PowerSchool’s main product, SIS, is a student information system designed to manage student, guardian, and teacher data. It is widely used in K-12 schools and districts, including District 65 and New Trier.

According to TechCrunch the hackers breached their customer service portal and compromised PowerSchool SIS;

PowerSchool said it identified on December 28 that hackers successfully breached its PowerSource customer support portal, allowing further access to the company’s school information system, PowerSchool SIS, which schools use to manage student records, grades, attendance, and enrollment.
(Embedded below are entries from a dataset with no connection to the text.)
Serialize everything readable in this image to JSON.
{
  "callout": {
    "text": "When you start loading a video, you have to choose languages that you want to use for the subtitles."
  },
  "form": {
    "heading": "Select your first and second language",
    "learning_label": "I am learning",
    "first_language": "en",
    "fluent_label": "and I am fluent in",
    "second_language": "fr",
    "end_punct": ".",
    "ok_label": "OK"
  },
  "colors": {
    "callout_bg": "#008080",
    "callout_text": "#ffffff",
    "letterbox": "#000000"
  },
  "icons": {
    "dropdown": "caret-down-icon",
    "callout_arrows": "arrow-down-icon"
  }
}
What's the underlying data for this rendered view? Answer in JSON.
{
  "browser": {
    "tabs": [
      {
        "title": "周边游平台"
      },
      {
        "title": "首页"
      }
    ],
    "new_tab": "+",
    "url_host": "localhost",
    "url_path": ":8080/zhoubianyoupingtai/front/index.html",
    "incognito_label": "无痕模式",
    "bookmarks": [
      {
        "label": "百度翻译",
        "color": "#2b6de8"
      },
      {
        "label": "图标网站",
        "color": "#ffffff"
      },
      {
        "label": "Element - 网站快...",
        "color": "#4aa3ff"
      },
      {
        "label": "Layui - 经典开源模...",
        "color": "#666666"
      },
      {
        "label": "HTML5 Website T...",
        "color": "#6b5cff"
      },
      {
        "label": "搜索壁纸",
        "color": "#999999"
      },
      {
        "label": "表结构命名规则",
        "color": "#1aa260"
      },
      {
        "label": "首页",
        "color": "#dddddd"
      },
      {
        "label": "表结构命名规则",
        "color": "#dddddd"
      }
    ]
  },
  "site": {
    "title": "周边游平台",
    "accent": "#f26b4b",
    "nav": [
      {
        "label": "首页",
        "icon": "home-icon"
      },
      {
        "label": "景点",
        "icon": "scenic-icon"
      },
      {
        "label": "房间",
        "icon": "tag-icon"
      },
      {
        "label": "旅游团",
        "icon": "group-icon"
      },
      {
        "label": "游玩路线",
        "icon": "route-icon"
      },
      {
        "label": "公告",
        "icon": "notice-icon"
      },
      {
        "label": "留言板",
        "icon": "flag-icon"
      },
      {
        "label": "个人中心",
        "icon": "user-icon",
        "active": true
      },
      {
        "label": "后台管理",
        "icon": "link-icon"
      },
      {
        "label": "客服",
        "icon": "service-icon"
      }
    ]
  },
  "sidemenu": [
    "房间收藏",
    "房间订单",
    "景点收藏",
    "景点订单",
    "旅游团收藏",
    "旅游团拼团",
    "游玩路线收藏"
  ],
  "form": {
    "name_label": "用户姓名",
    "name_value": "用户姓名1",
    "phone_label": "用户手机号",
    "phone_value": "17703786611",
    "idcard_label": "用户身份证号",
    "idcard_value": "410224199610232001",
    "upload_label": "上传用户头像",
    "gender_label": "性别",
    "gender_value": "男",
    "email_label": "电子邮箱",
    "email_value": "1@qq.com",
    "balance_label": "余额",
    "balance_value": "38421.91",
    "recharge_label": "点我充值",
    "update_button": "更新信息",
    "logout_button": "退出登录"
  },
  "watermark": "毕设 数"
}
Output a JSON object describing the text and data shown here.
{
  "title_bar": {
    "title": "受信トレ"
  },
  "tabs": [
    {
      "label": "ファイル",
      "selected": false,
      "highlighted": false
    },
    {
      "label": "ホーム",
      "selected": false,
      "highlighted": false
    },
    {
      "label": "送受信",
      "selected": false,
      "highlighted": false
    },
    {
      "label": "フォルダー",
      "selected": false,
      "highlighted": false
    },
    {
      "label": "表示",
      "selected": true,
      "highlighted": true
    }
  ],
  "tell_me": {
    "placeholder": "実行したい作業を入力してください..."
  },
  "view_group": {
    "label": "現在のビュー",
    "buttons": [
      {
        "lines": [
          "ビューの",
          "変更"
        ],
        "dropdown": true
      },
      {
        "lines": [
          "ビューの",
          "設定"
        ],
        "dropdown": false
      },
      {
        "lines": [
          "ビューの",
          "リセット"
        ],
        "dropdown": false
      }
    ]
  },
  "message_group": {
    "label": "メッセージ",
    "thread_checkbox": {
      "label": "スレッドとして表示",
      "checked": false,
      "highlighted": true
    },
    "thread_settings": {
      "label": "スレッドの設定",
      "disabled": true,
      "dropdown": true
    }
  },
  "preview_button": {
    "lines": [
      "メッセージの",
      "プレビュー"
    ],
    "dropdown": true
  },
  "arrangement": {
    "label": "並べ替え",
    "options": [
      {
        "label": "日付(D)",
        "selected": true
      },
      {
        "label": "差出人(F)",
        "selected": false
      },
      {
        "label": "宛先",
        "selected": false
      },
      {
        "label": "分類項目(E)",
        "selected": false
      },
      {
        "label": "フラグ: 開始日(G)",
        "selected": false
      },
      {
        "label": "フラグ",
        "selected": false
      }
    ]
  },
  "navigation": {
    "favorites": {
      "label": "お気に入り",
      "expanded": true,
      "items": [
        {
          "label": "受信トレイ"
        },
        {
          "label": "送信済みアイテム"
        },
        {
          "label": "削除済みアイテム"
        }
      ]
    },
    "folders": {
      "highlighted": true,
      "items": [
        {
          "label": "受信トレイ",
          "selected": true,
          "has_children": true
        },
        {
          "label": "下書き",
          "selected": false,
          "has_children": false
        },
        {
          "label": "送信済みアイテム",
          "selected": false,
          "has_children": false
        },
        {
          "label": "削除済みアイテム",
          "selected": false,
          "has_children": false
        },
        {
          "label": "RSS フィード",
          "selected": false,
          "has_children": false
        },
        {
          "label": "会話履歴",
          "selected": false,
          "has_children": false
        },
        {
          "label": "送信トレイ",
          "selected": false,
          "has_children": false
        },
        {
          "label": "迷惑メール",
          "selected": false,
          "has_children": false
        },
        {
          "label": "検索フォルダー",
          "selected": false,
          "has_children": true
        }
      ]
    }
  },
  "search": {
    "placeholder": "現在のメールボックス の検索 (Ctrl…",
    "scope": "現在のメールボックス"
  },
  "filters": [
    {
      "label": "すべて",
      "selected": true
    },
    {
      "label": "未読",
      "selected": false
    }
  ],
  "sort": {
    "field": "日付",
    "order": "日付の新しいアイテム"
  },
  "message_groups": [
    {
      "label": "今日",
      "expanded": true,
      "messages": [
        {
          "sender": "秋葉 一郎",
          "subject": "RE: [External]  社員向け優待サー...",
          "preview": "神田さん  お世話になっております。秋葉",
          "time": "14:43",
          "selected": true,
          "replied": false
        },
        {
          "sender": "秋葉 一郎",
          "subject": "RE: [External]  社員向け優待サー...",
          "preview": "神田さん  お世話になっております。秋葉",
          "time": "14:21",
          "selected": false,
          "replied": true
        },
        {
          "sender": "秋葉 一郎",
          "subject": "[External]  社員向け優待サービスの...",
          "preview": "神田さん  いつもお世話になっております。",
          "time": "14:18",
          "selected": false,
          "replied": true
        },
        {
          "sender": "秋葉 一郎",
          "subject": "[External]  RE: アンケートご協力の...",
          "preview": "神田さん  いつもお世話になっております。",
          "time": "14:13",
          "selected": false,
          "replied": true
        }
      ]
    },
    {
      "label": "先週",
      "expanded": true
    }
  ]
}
The letter said the company’s investigation found the hackers gained access “using a compromised credential.”

According to District 65’s statement the information accessed included student data, guardian data, and health information on students;

Using the instructions provided by PowerSchool, our Technology Department identified the fields accessed at District 65. For all current and former D65 students in PowerSchool, that information includes:

  • Student name and District 65 ID number

  • Student address

  • Student birth date

  • Guardian email address

  • Transfer dates for the last active school year the student was enrolled

  • Student lunch PIN (used only internally)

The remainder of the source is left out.